In Parijs was het stressen om binnen een uur van Montparnasse naar Gare du Nord te komen. Wat een ellenlange metrogangen zijn er! En wat een gehannis om door die poortjes te komen. Welk kaartje is voor wat? Ik ben 2x achter iemand aangeglipt.
Minder dan 10 minuten voor de trein vertrok, bereikte ik het perron. PFFF!
En nu na een lange reisdag ben ik thuis.
4 maanden gelopen. Van huis naar Lourdes, van Moissac naar Aire sur l'Adour.
Poe, hè.
Kan nu nog niet terugkijken of bedenken wat het me gebracht heeft. Ik heb af en toe wat op papier gezet onderweg.
Morgen heerlijk andere kleren aan. Kijk er naar uit. Ga van de week het zelf yoghurtmaken nog eens nader bestuderen en uitproberen.

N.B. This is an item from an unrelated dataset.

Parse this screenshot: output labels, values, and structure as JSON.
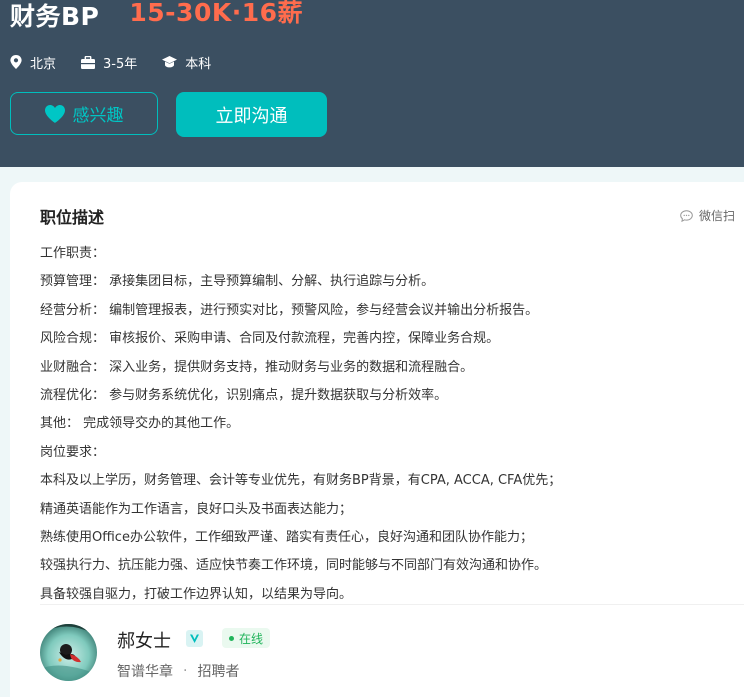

Maar nu eerst slapen in mijn eigen bedje en alles rustig laten bezinken. Heb nog even vrij voor ik weer aan het werk ga.
Dank aan een ieder voor het meelezen en vooral meeleven. En voor de reacties in pindat en op de app. Ik hoop dat jullie er plezier aan hebben beleefd om het te lezen, net als ik er plezier aan heb beleefd om het te schrijven.
Bon courage, buen camino, voor iedereen of je nu loopt of niet.
Het is mooi geweest! Ik ben blij dat ik thuis ben en tevreden en dankbaar hoe het allemaal 'gelopen is'. Het was meer dan goed.